The 12th edition of the Karachi Literature Festival (KLF), organised by the Oxford University Press (OUP), started on Friday. The festival, which is considered a key cultural event of the city, is being held online this year due to the Covid-19 pandemic.

The theme of this year's KLF is ‘Imagining New Frontier’ and many sessions at the festival intend to bring forth thought-provoking discussions on the post-Covid-19 world. Speaking at the inaugural ceremony of the festival, Arshad Saeed Husain, the OUP Pakistan managing director, said the pandemic had compelled people to imagine new frontiers of medicine, vaccines, digital learning and working from home.

The pandemic had brought the world closer together to find out-of-the-box creative solutions, he said, citing how vaccines against Covid-19 were developed in record time and educational institutions used technology to continue academic activities when they could not hold physical classes.

“We need to re-imagine a safe work environment whether in office, home or schools. The world is already re-structuring delivery methods with digital and blended tools of learning,” he remarked.

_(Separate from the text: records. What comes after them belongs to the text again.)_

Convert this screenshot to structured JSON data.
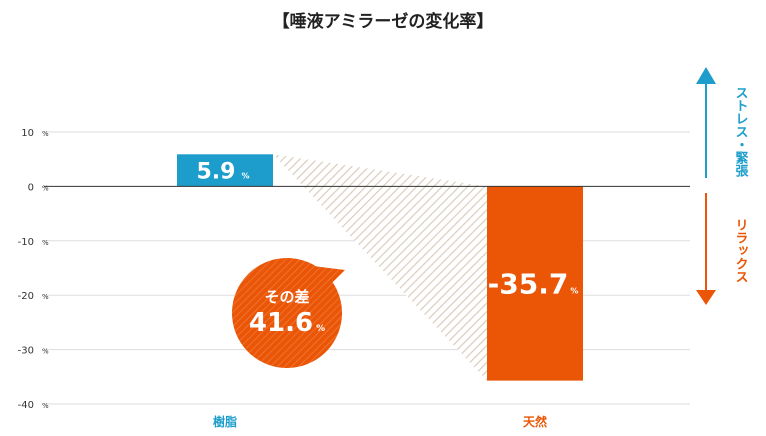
{
  "chart_data": {
    "type": "bar",
    "title": "【唾液アミラーゼの変化率】",
    "categories": [
      "樹脂",
      "天然"
    ],
    "values": [
      5.9,
      -35.7
    ],
    "value_labels": [
      "5.9",
      "-35.7"
    ],
    "unit": "%",
    "ylim": [
      -40,
      10
    ],
    "yticks": [
      10,
      0,
      -10,
      -20,
      -30,
      -40
    ],
    "tick_labels": [
      "10",
      "0",
      "-10",
      "-20",
      "-30",
      "-40"
    ],
    "grid": true,
    "colors": {
      "series": [
        "#1d9dcb",
        "#ea5506"
      ],
      "difference_bubble": "#ea5506",
      "up_arrow": "#1d9dcb",
      "down_arrow": "#ea5506",
      "hatch": "#d9cdbd"
    },
    "difference": {
      "label": "その差",
      "value": "41.6"
    },
    "arrow_labels": {
      "up": "ストレス・緊張",
      "down": "リラックス"
    }
  }
}
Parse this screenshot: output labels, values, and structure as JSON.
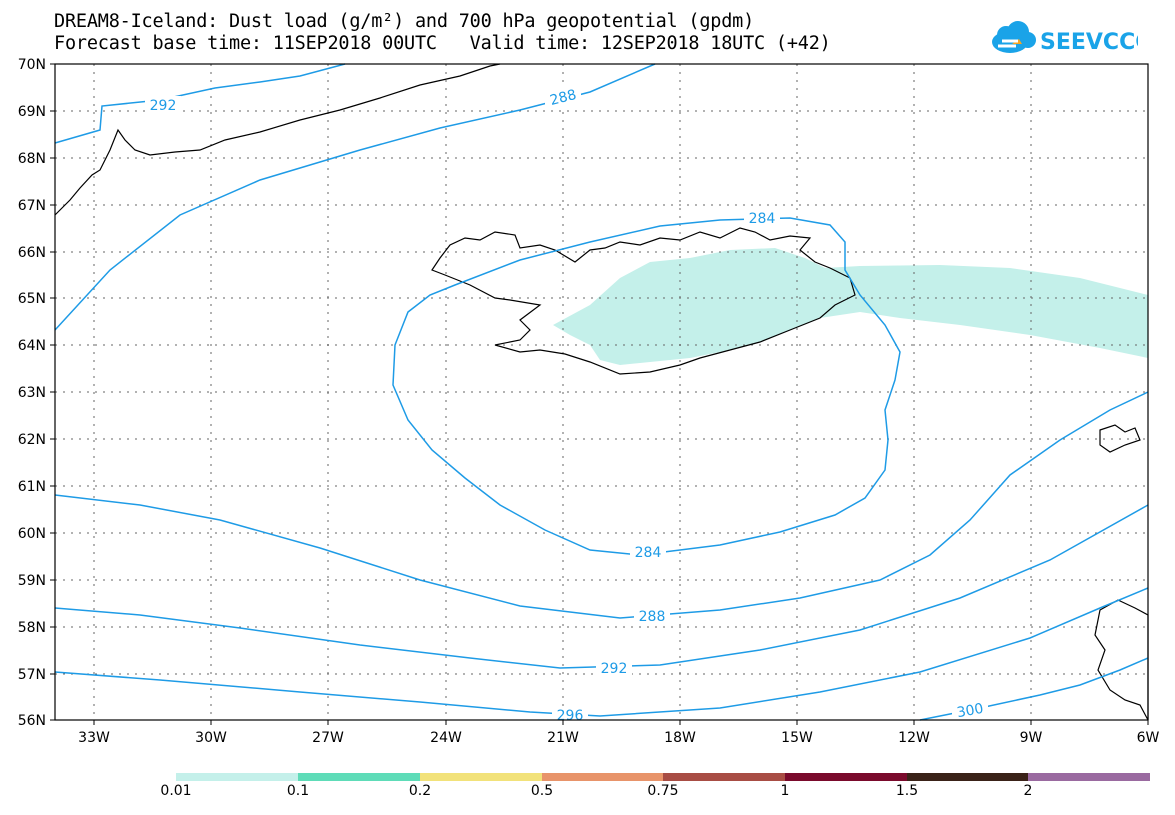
{
  "header": {
    "title_line1": "DREAM8-Iceland: Dust load (g/m²) and 700 hPa geopotential (gpdm)",
    "title_line2": "Forecast base time: 11SEP2018 00UTC   Valid time: 12SEP2018 18UTC (+42)",
    "logo_text": "SEEVCCC"
  },
  "map": {
    "lat_labels": [
      "70N",
      "69N",
      "68N",
      "67N",
      "66N",
      "65N",
      "64N",
      "63N",
      "62N",
      "61N",
      "60N",
      "59N",
      "58N",
      "57N",
      "56N"
    ],
    "lon_labels": [
      "33W",
      "30W",
      "27W",
      "24W",
      "21W",
      "18W",
      "15W",
      "12W",
      "9W",
      "6W"
    ],
    "contour_labels": [
      "292",
      "288",
      "284",
      "284",
      "288",
      "292",
      "296",
      "300"
    ],
    "colors": {
      "contour": "#1e9be6",
      "coast": "#000000",
      "dust_low": "#c4f0ea",
      "grid": "#666666"
    }
  },
  "colorbar": {
    "labels": [
      "0.01",
      "0.1",
      "0.2",
      "0.5",
      "0.75",
      "1",
      "1.5",
      "2"
    ],
    "colors": [
      "#c4f0ea",
      "#5edcb8",
      "#f2e27a",
      "#e8946a",
      "#a84d44",
      "#7a0a2c",
      "#3a2218",
      "#9a6aa0"
    ]
  }
}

Vali Nasr, an Iranian-American academic specialising in the Middle East and the Islamic world who also served as the dean of the Johns Hopkins School of Advanced International Studies in Washington DC from 2012 to 2019, delivered the keynote address.

The virtual KLF is a three-day event that would conclude tomorrow (Sunday). More than 140 speakers were included in the festival including Zehra Nigah, Tarik Ali, Maleeha Lodhi, Ben Okri, Ahdaf Soueif, Victoria Schofield, Ishrat Hussain, and Anita Weiss.

The speakers represent 12 countries, including Pakistan, the United Kingdom, United States, Australia, Bangladesh, Iran, Egypt, France, Germany, United Arab Emirates, India and Kenya.

A total of 42 sessions have been planned during the three-day festival that include discussions, mushairas in Urdu and English, book launches, and readings on subjects such as education, Covid-19, science fiction, and current affairs.

After the inaugural ceremony, the first day of the festival featured the launch of Victoria Schofield’s book ‘Fragrance of Tears: My Friendship with Benazir Bhutto’. There were also sessions on cartooning, counter-revolutionary wave in the Arab World, anti-colonialism and Shamsur Rehman Farooqi, an eminent Urdu critic who passed away recently.